# Disturbed concert



## krough (Oct 7, 2004)

Hey everyone. I now work at deeprockdrive.com, we stream live rock concerts online. (this is why I haven't been around much lately, Building this architecture has taken us a while) I know a few of you are Disturbed fans.
We have booked Disturbed on May 29th
Disturbed show
Best part is its FREE. There are limited tickets
Video and audio quality is excellent

See ya there
Krough


----------



## skeletonowl (Aug 8, 2006)

that's awesome! I hope they don't play new material cause I heard some of it and it's quite eh...
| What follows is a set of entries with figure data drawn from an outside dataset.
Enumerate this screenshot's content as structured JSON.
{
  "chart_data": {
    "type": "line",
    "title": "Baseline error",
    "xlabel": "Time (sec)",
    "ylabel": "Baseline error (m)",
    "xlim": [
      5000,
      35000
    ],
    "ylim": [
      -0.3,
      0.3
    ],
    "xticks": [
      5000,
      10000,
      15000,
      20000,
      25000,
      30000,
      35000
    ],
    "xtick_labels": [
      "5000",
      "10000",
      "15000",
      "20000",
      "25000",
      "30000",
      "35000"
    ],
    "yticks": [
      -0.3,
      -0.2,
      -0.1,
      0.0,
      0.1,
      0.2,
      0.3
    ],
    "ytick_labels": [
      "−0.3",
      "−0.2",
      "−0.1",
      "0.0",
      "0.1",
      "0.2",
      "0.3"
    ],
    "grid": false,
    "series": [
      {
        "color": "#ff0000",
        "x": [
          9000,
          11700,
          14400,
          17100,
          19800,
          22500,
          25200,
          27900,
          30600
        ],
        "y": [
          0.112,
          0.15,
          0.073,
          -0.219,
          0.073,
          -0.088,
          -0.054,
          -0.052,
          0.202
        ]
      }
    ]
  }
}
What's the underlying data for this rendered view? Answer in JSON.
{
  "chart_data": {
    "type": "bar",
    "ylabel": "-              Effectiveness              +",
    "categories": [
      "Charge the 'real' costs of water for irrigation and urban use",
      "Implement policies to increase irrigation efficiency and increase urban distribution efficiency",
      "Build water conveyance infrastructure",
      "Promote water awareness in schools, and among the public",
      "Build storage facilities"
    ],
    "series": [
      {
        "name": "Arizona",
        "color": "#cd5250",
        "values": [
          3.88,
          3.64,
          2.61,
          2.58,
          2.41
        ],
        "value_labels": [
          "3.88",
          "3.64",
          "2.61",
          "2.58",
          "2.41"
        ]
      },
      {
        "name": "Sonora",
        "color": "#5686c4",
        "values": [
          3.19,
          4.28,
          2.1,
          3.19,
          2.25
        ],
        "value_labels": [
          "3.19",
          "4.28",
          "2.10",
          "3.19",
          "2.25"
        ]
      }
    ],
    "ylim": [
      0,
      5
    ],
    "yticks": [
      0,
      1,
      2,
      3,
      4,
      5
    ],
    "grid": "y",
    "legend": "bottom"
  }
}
I will defiantly check out this site


----------



## Hauntiholik (May 17, 2006)

SCHWEEEET! I love Disturbed!


----------



## Lilly (Jun 13, 2006)

cool ..thanks krough
welcome back ..was wondering what happened to you


----------



## pyro (Oct 7, 2006)

thanks krough but since you gave me that site i check it often --im all set for it


----------



## Hauntiholik (May 17, 2006)

pyro said:


> im all set for it


I've got better seats than you do


----------



## Haverghastasylum (Jan 10, 2008)

Awsome, Disturbed rules.


----------



## Fangs (Jun 6, 2006)

Hell Yeah! I got mine... Now where's the drinks? LOL :devil: heeheehee

THANKS KROUGH!!!!!!


----------



## DeathTouch (Sep 6, 2005)

I love them!


----------



## pyro (Oct 7, 2006)

did any one join up and did you join facebook--
http://www.facebook.com/profile.php#box_app_2694795861


----------



## HibLaGrande (Sep 25, 2005)

OH man that is cool. Thanks Krough. I take back all that really bad stuff I said about you... not the bad stuff mind you...just some of the REALLY bad stuff! ...some.


----------



## krough (Oct 7, 2004)

LOL.

Ok we sold out the 1st 10,000 tickets and just opened up 10,000 more. We are estimating they will be gone in the next 2 -3 days. So if you want to see the show when it happens don't be lazy.


----------



## pyro (Oct 7, 2006)

im counting the days---when is it again--


----------



## Hauntiholik (May 17, 2006)

I can't wait! 3 hours and 40 minutes left!


----------



## pyro (Oct 7, 2006)

3 1/2 for me


----------



## krough (Oct 7, 2004)

I am in the venue right now, the stage looks AWESOME.

Don't miss it!

Krough


----------



## pyro (Oct 7, 2006)

nice -can i have your seat


----------



## Fangs (Jun 6, 2006)

:madvil: GRRRRRR!!!!!! Got a line of *BAD* storms headed this way right now........:cryeton: :madeton: Maybe I'll get lucky and they will pass before the show! (crossing fingers)


----------



## pyro (Oct 7, 2006)

screw the storms-- 
just think of it as special FX


----------



## Hauntiholik (May 17, 2006)

hehehe I'm DISTURBED!


----------



## HibLaGrande (Sep 25, 2005)

I'm at the concert now yay!, fired up the projector,gonna go pour some jack, and rock out in my undies in my living room.


----------



## HibLaGrande (Sep 25, 2005)

just got over, thanks again krough that was very cool!


----------



## pyro (Oct 7, 2006)

Thanks Krough It Was Kick @$$ I MAY JUST DO THAT AGAIN


----------



## Hauntiholik (May 17, 2006)

Great show! Some of the online people sucked


----------



## pyro (Oct 7, 2006)

ya saying all kind of ------ up crap


----------



## pyro (Oct 7, 2006)

did you see my shout out to -v-v- , krough, haunti, www.hauntforum.com---lol


----------



## Hauntiholik (May 17, 2006)

One of my posts made it there too!

Hmmm July 20th....


----------



## Fangs (Jun 6, 2006)

WOOOT!!! That was frickin awesome!!!! Although I must sadly say that I didn't see your shout outs.... stupid old computer... Thank you krough for doing what you did to get us the concert!!! You and it rock!:kissvil: :smilevil:


----------



## krough (Oct 7, 2004)

Yes some folks can be real tools online with shout outs. But he handled the shout outs real well and interacted with online audience it was amazing. 

I am glad you all enjoyed it.

It was awesome watching it live. 



Krough


----------